The petition about the worsening of cycling on the London Road has now passed 1200 and will be debated at Council on Tuesday 18th February. However cycling representatives took the opportunity to present to Cabinet on Wednesday 12th February. I also made a presentation to Cabinet in more general terms about cycling issues on our roads. You can read this presentation below:
This administration has done much to promote off road cycling – support for Two Tunnels, the Odd Down circuit, Batheaston bridge, but if for instance the soon to be implemented “on street” hire bikes are to be successful our streets must be made more cycle friendly.
It is in “on street” facilities that investment is needed. It is not enough to point to money invested in off road routes and ignore the dangers to people riding bikes on our roads every day.
The London Road issue is just one of the areas where the safety of people riding bikes is very poor. I will not repeat what has already been said, but I hope the cabinet will look closely at the options put forward by officers and choose the one that is best for safety of cyclists. My own preference is not on the list, but would be for a bus lane all the way in from the Batheaston roundabout to the Cleveland Bridge.
The potential increase in journeys by bike in Bath is through general riding into and out of the city every day and that is mostly on our roads.
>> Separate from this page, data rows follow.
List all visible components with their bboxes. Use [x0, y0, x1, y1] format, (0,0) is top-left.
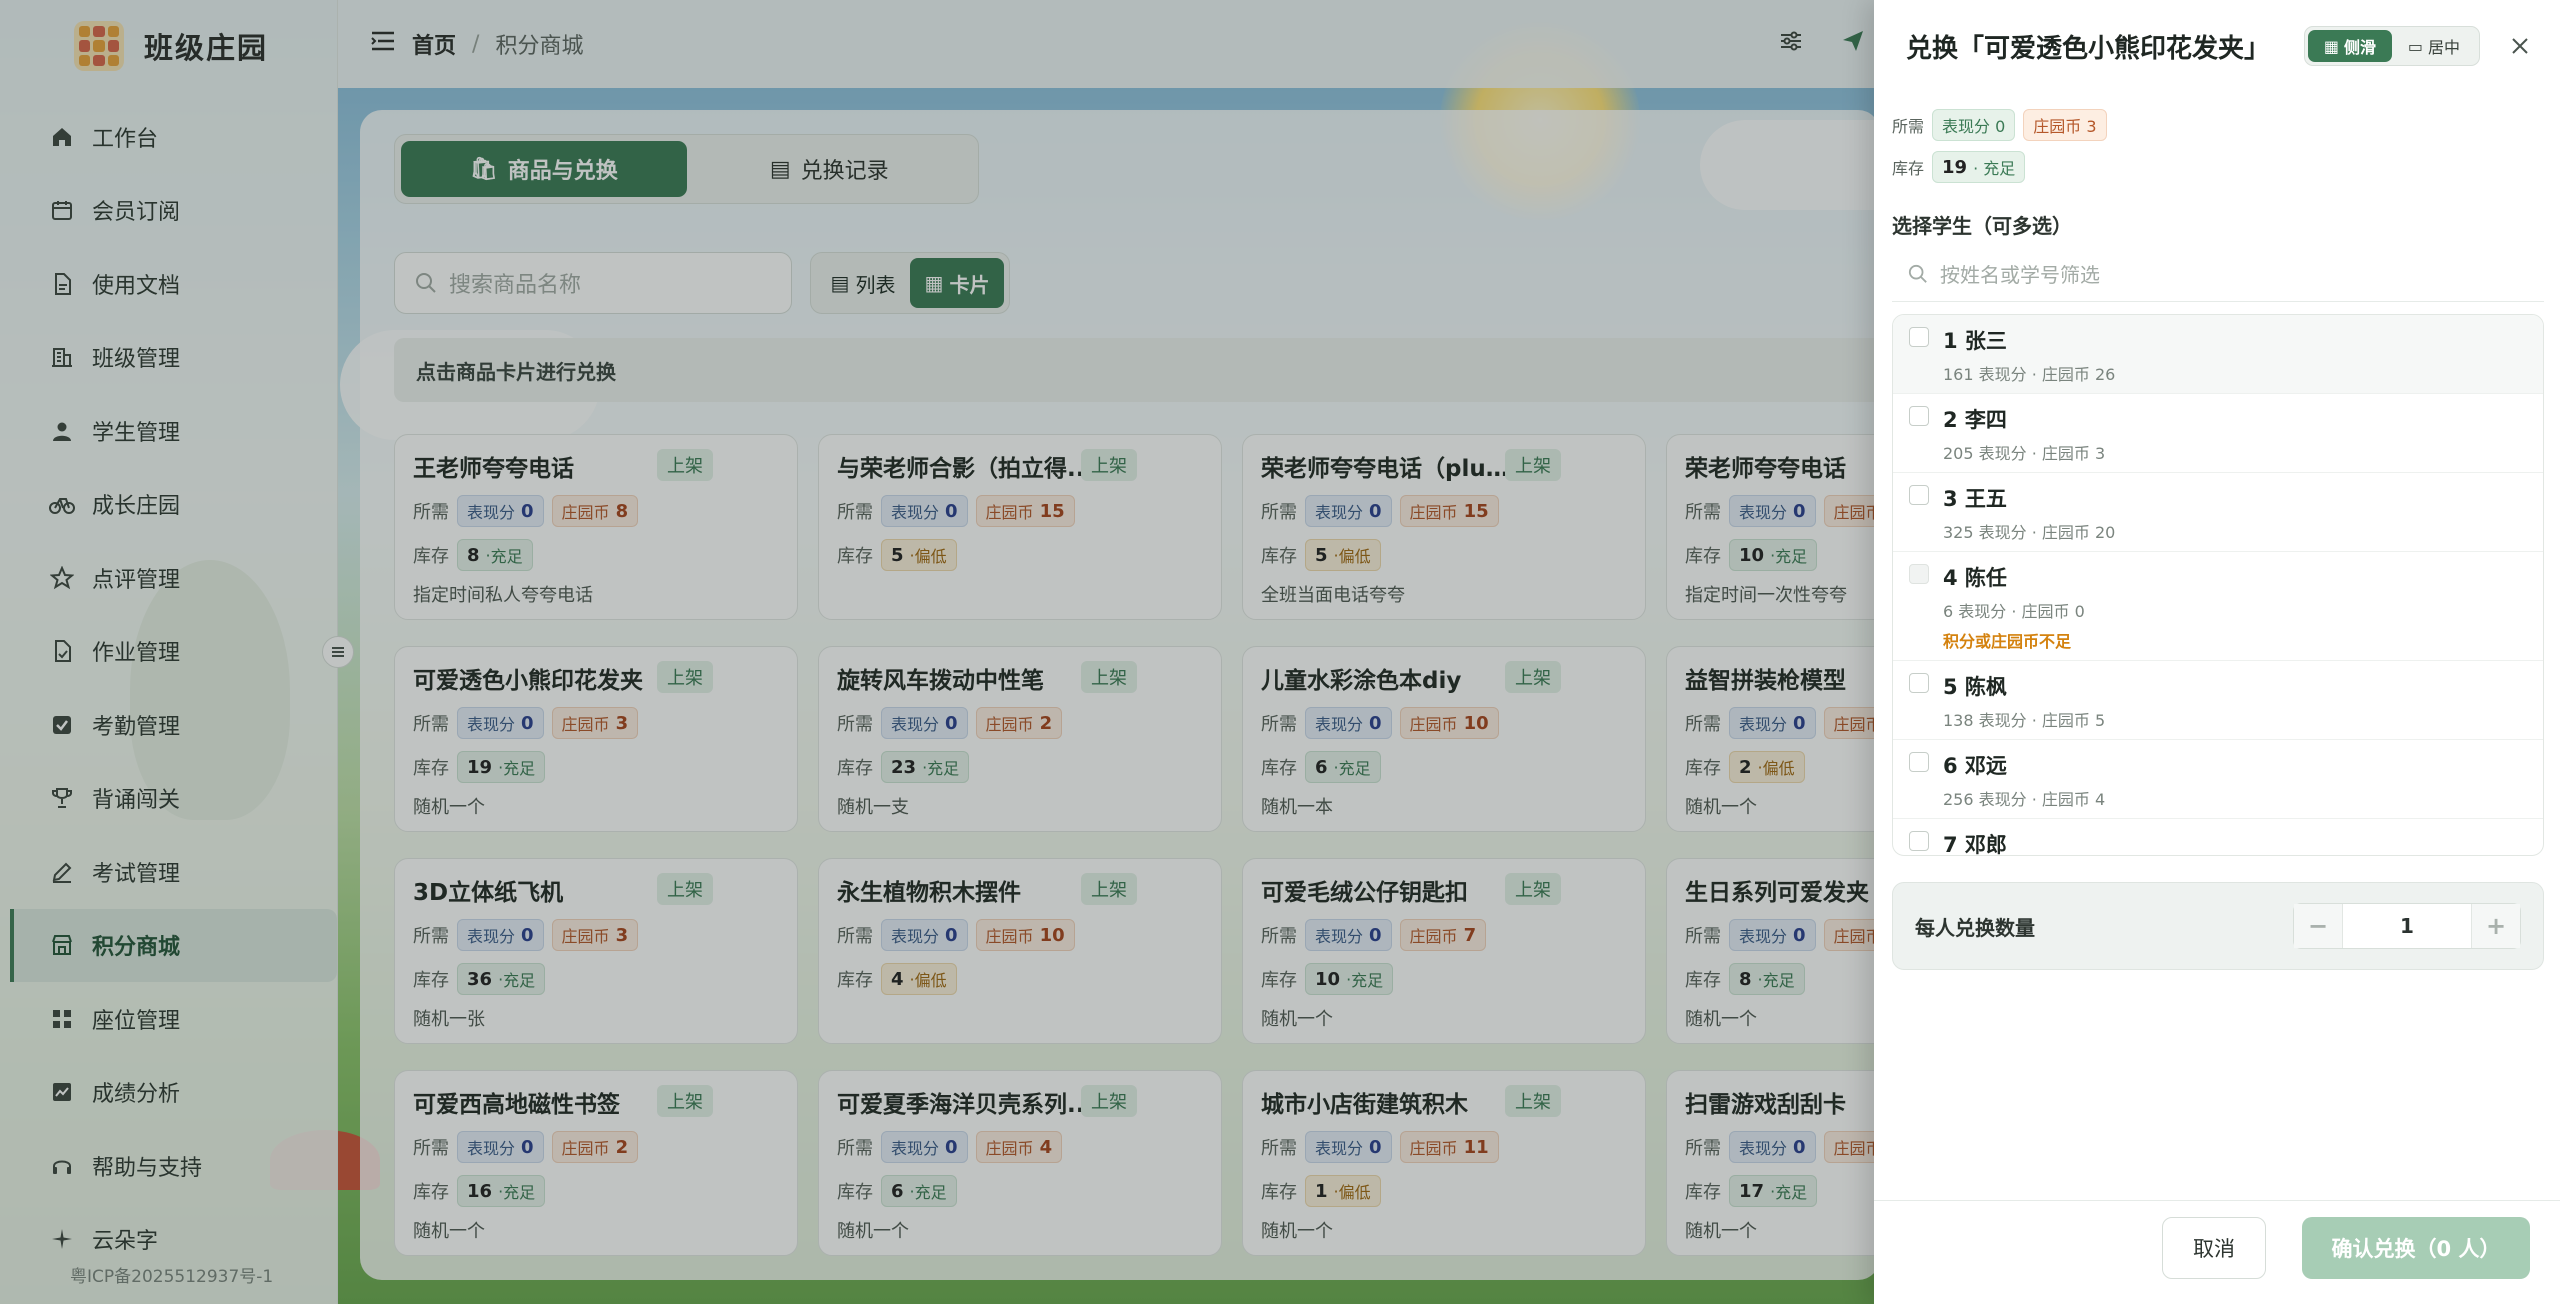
student-checkbox[interactable]	[1909, 831, 1929, 851]
student-row[interactable]: 5 陈枫 138 表现分 · 庄园币 5	[1893, 661, 2543, 740]
student-checkbox	[1909, 564, 1929, 584]
student-checkbox[interactable]	[1909, 406, 1929, 426]
student-name: 5 陈枫	[1943, 675, 2007, 699]
student-name: 1 张三	[1943, 329, 2007, 353]
mode-center-label: 居中	[2428, 38, 2461, 57]
close-icon	[2512, 38, 2528, 54]
grid-icon: ▦	[2323, 36, 2340, 56]
close-button[interactable]	[2504, 30, 2536, 62]
insufficient-warning: 积分或庄园币不足	[1943, 632, 2072, 651]
student-balance: 6 表现分 · 庄园币 0	[1943, 602, 2085, 621]
increment-button[interactable]: +	[2472, 904, 2520, 948]
need-points-badge: 表现分 0	[1932, 109, 2016, 141]
mode-side-label: 侧滑	[2344, 38, 2377, 57]
modal-overlay[interactable]	[0, 0, 1874, 1304]
cancel-button[interactable]: 取消	[2162, 1217, 2266, 1279]
quantity-label: 每人兑换数量	[1915, 915, 2035, 940]
drawer-mode-toggle: ▦ 侧滑 ▭ 居中	[2304, 26, 2480, 66]
minus-icon: −	[2307, 912, 2329, 940]
student-row[interactable]: 6 邓远 256 表现分 · 庄园币 4	[1893, 740, 2543, 819]
decrement-button[interactable]: −	[2294, 904, 2342, 948]
student-row: 4 陈任 6 表现分 · 庄园币 0 积分或庄园币不足	[1893, 552, 2543, 661]
student-checkbox[interactable]	[1909, 485, 1929, 505]
need-coins-badge: 庄园币 3	[2023, 109, 2107, 141]
student-balance: 138 表现分 · 庄园币 5	[1943, 711, 2106, 730]
student-balance: 161 表现分 · 庄园币 26	[1943, 365, 2116, 384]
quantity-section: 每人兑换数量 − 1 +	[1892, 882, 2544, 970]
mode-center-button[interactable]: ▭ 居中	[2392, 30, 2476, 62]
stock-value: 19	[1942, 156, 1968, 178]
student-row[interactable]: 1 张三 161 表现分 · 庄园币 26	[1893, 315, 2543, 394]
stock-label: 库存	[1892, 159, 1925, 178]
student-name: 3 王五	[1943, 487, 2007, 511]
plus-icon: +	[2485, 912, 2507, 940]
search-icon	[1908, 264, 1927, 283]
filter-placeholder: 按姓名或学号筛选	[1940, 263, 2100, 287]
quantity-input[interactable]: 1	[2342, 904, 2472, 948]
student-filter-input[interactable]: 按姓名或学号筛选	[1892, 246, 2544, 302]
mode-side-button[interactable]: ▦ 侧滑	[2308, 30, 2392, 62]
student-list: 1 张三 161 表现分 · 庄园币 26 2 李四 205 表现分 · 庄园币 3 3…	[1892, 314, 2544, 856]
student-name: 2 李四	[1943, 408, 2007, 432]
requirements: 所需 表现分 0 庄园币 3 库存 19 · 充足	[1892, 104, 2115, 188]
monitor-icon: ▭	[2407, 36, 2424, 56]
select-students-label: 选择学生（可多选）	[1892, 214, 2072, 238]
student-name: 6 邓远	[1943, 754, 2007, 778]
student-name: 4 陈任	[1943, 566, 2007, 590]
stock-badge: 19 · 充足	[1932, 151, 2026, 183]
drawer-footer: 取消 确认兑换（0 人）	[1874, 1200, 2560, 1304]
student-checkbox[interactable]	[1909, 327, 1929, 347]
student-row[interactable]: 3 王五 325 表现分 · 庄园币 20	[1893, 473, 2543, 552]
student-row[interactable]: 7 邓郎125 表现分 · 庄园币 12	[1893, 819, 2543, 856]
student-balance: 325 表现分 · 庄园币 20	[1943, 523, 2116, 542]
student-checkbox[interactable]	[1909, 752, 1929, 772]
drawer-title: 兑换「可爱透色小熊印花发夹」	[1906, 33, 2271, 64]
student-name: 7 邓郎	[1943, 833, 2007, 856]
quantity-stepper: − 1 +	[2293, 903, 2521, 949]
stock-state: · 充足	[1973, 159, 2016, 178]
student-balance: 205 表现分 · 庄园币 3	[1943, 444, 2106, 463]
confirm-exchange-button[interactable]: 确认兑换（0 人）	[2302, 1217, 2530, 1279]
need-label: 所需	[1892, 117, 1925, 136]
student-balance: 256 表现分 · 庄园币 4	[1943, 790, 2106, 809]
student-row[interactable]: 2 李四 205 表现分 · 庄园币 3	[1893, 394, 2543, 473]
exchange-drawer: 兑换「可爱透色小熊印花发夹」 ▦ 侧滑 ▭ 居中 所需 表现分 0 庄园币 3 库存…	[1874, 0, 2560, 1304]
student-checkbox[interactable]	[1909, 673, 1929, 693]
I note too that Sustrans are looking at routes and links across the council area. Many of the improvements that Sustrans will recommend will be on road.
If we are to make streets safer for people on bikes it is inevitable that space will have to be taken from motor vehicles. The Cabinet must not shy away from this. For the long term benefits of reduction in pollution and congestion, better health and addressing climate change, they must be brave enough to reallocate road space. It is no longer acceptable to put “traffic flow” as the top priority.
In the 2014/15 budget we propose to spend nearly £10m on roads and in addition this year an extra £2m, so road repair and maintenance could be said to indirectly affect cycling, yet none of this goes into cycling infrastructure such as advance stop lines, protected (or even unprotected) cycle lanes and there is no reallocation of road space to cyclists. People on bikes are expected to mix it with motor vehicles or get off their bikes.
I will leave you with a quote from an architect who has worked on cycling strategies in Continental Europe, London and New York.
Jan Gehl, writing in cycling weekly said:
“In the UK the focus on smoothing traffic flows has left everyone else at the margins.”
It is time that people riding bikes were brought in from the margins.